Thursday, April 17, 2003

Gathering the Scraps, Part Two

"If we understood the value of Sumerian cuneiform tablets to our past, as we do with oil getting us somewhere in our cars, I don't think this would have happened," Gary Vikan, who just resigned as one of Bush's cultural advisors. (He's also director of the Walters Art Gallery in Baltimore.)

Yes, two of Bush's top cultural advisors have resigned over the looting of the museums. We promised to protect the cultural heritage of the place where civilization began, but we didn't. Instead, it seems professional art thieves were standing in line in Baghdad to get their hands on the solid-gold harp, the Code of Hammurabi, and the ivory figurines that are among the missing treasures.

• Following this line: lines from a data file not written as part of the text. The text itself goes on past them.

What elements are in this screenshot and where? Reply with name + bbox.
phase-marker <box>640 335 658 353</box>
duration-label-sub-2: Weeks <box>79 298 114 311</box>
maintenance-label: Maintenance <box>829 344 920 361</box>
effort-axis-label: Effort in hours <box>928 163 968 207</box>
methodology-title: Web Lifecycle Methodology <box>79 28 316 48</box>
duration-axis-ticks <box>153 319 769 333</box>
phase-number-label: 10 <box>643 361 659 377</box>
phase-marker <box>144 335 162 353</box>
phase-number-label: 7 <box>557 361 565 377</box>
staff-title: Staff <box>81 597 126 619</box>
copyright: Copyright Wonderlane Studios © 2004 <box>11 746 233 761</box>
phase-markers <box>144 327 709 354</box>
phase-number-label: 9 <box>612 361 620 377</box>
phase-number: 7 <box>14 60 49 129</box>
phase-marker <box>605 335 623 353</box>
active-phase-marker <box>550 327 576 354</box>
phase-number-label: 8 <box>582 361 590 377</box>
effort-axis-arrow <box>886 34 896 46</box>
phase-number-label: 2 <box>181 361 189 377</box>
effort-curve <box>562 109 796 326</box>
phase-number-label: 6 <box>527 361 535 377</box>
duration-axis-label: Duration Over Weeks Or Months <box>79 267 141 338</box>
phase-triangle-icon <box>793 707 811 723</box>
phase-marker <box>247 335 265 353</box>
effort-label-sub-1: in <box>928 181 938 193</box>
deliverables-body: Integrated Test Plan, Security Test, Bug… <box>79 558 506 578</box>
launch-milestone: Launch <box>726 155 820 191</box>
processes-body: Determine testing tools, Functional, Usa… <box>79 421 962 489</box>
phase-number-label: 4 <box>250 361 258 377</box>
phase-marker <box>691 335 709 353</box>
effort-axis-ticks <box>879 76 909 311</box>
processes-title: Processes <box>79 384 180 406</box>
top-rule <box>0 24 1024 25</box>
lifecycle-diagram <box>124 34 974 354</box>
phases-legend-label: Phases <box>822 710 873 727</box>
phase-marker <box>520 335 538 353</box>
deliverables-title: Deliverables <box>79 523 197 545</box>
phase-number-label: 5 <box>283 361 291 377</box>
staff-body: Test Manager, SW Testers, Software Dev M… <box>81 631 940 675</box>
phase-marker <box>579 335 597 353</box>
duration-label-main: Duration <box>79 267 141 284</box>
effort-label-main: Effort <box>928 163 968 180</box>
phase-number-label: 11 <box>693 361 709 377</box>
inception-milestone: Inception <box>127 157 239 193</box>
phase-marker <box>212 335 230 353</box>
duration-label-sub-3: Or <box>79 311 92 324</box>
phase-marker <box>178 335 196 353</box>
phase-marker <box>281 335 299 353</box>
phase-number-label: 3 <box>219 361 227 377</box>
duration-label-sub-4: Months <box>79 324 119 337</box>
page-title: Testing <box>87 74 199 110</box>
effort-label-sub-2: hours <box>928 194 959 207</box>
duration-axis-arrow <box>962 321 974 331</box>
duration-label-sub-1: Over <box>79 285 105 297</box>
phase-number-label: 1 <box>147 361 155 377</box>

Here are some photos of the murdered museum. The BBC has covered the issue in detail, including the Pentagon's admission that they hadn't even bothered to prepare to protect the antiquities. The commentary discusses why these artifacts (spelled "artefacts" by our British friends) are important.

Yesterday I quoted from a takeoff of Beowulf. Do you know why we even have Beowulf? The only known manuscript survived a disastrous fire at the aptly named Ashburnham House. Much else was lost.

Our cultural treasures embody powerful ideas, but all too often they are fragile to the touch. We need to protect them at every level: guarding the grand museum collections from armed mobs, defending the writers and sellers of dangerous works from censorship, arrest, and death.